Esta celebración es una de las festividades más importantes que los mexicanos solemos realizar para honrar a nuestros antepasados (los Mayas y Aztecas), ancestros y parientes difuntos, además de permitirnos reflexionar sobre el sentido de la vida y de la muerte, de acuerdo a las distintas cosmovisiones filosóficas y religiosas que entienden a la muerte física como un proceso de renovación espiritual y personal.
En el año 2008 la UNESCO declaró al Día de Muertos como Patrimonio Cultural Inmaterial de la Humanidad de México, dado que somos una de las pocas comunidades que se permite estrechar una relación fraternal con la muerte para recordar a los antepasados por medio de ofrendas, bailes y ceremonias, a diferencia de las comunidades iberoamericanas y países católicos que celebran el Día de Todos los Santos.
Por muchos años, distintas culturas nativas y centroamericanas le concebían a la muerte un aspecto mundano muy fundamental como forma de recordar las huellas del pasado lejano. Para ello, se valían de toda una serie de ritos y tradiciones para venerarla, honrarla e incluso burlarse de ella de manera amistosa. Uno de los principales aspectos que conforman nuestra identidad nacional es la concepción que tenemos sobre la vida y la muerte. No como algo malo, sino como una bendición. No como algo triste, sino como un milagro.
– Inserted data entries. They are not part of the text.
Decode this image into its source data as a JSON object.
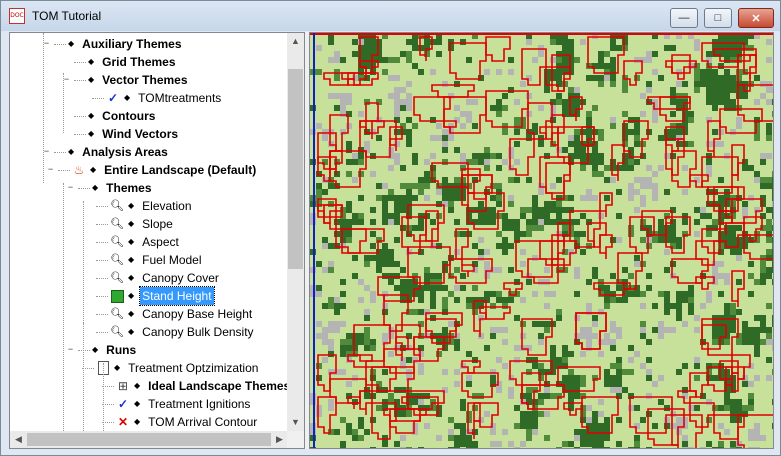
{
  "window": {
    "title": "TOM Tutorial",
    "icon": "document-icon"
  },
  "controls": {
    "minimize": "—",
    "maximize": "□",
    "close": "✕"
  },
  "tree": {
    "rows": [
      {
        "name": "tree-item-auxiliary-themes",
        "label": "Auxiliary Themes",
        "bold": true
      },
      {
        "name": "tree-item-grid-themes",
        "label": "Grid Themes",
        "bold": true
      },
      {
        "name": "tree-item-vector-themes",
        "label": "Vector Themes",
        "bold": true
      },
      {
        "name": "tree-item-tomtreatments",
        "label": "TOMtreatments",
        "bold": false,
        "icon": "checkmark-icon"
      },
      {
        "name": "tree-item-contours",
        "label": "Contours",
        "bold": true
      },
      {
        "name": "tree-item-wind-vectors",
        "label": "Wind Vectors",
        "bold": true
      },
      {
        "name": "tree-item-analysis-areas",
        "label": "Analysis Areas",
        "bold": true
      },
      {
        "name": "tree-item-entire-landscape",
        "label": "Entire Landscape (Default)",
        "bold": true,
        "icon": "fire-icon"
      },
      {
        "name": "tree-item-themes",
        "label": "Themes",
        "bold": true
      },
      {
        "name": "tree-item-elevation",
        "label": "Elevation",
        "bold": false,
        "icon": "magnifier-icon"
      },
      {
        "name": "tree-item-slope",
        "label": "Slope",
        "bold": false,
        "icon": "magnifier-icon"
      },
      {
        "name": "tree-item-aspect",
        "label": "Aspect",
        "bold": false,
        "icon": "magnifier-icon"
      },
      {
        "name": "tree-item-fuel-model",
        "label": "Fuel Model",
        "bold": false,
        "icon": "magnifier-icon"
      },
      {
        "name": "tree-item-canopy-cover",
        "label": "Canopy Cover",
        "bold": false,
        "icon": "magnifier-icon"
      },
      {
        "name": "tree-item-stand-height",
        "label": "Stand Height",
        "bold": false,
        "icon": "green-square-icon",
        "selected": true
      },
      {
        "name": "tree-item-canopy-base-height",
        "label": "Canopy Base Height",
        "bold": false,
        "icon": "magnifier-icon"
      },
      {
        "name": "tree-item-canopy-bulk-density",
        "label": "Canopy Bulk Density",
        "bold": false,
        "icon": "magnifier-icon"
      },
      {
        "name": "tree-item-runs",
        "label": "Runs",
        "bold": true
      },
      {
        "name": "tree-item-treatment-optimization",
        "label": "Treatment Optzimization",
        "bold": false,
        "icon": "page-icon"
      },
      {
        "name": "tree-item-ideal-landscape-themes",
        "label": "Ideal Landscape Themes",
        "bold": true,
        "icon": "grid-plus-icon"
      },
      {
        "name": "tree-item-treatment-ignitions",
        "label": "Treatment Ignitions",
        "bold": false,
        "icon": "checkmark-icon"
      },
      {
        "name": "tree-item-tom-arrival-contour",
        "label": "TOM Arrival Contour",
        "bold": false,
        "icon": "red-x-icon"
      }
    ]
  },
  "map": {
    "colors": {
      "grass": "#c7e19b",
      "forest": "#2f6b27",
      "forest_light": "#4f8b3a",
      "rock": "#b4b4b4",
      "treatment_outline": "#e00000",
      "left_boundary": "#1020c0"
    }
  }
}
En ese sentido, desde el punto de vista conceptual, la muerte implica un cierre de ciclos, que nos puede incentivar a reflexionar sobre la estructura del concepto y aplicarla a nuestra vida cotidiana, es decir, dejar morir una parte de nosotros (miedos, inseguridades, comportamientos dañinos, etc.) para permitirnos renacer en una nueva forma de existencia que nos lleve a convertirnos en una nueva versión de nosotros mismos en sintonía con nuestra misión espiritual.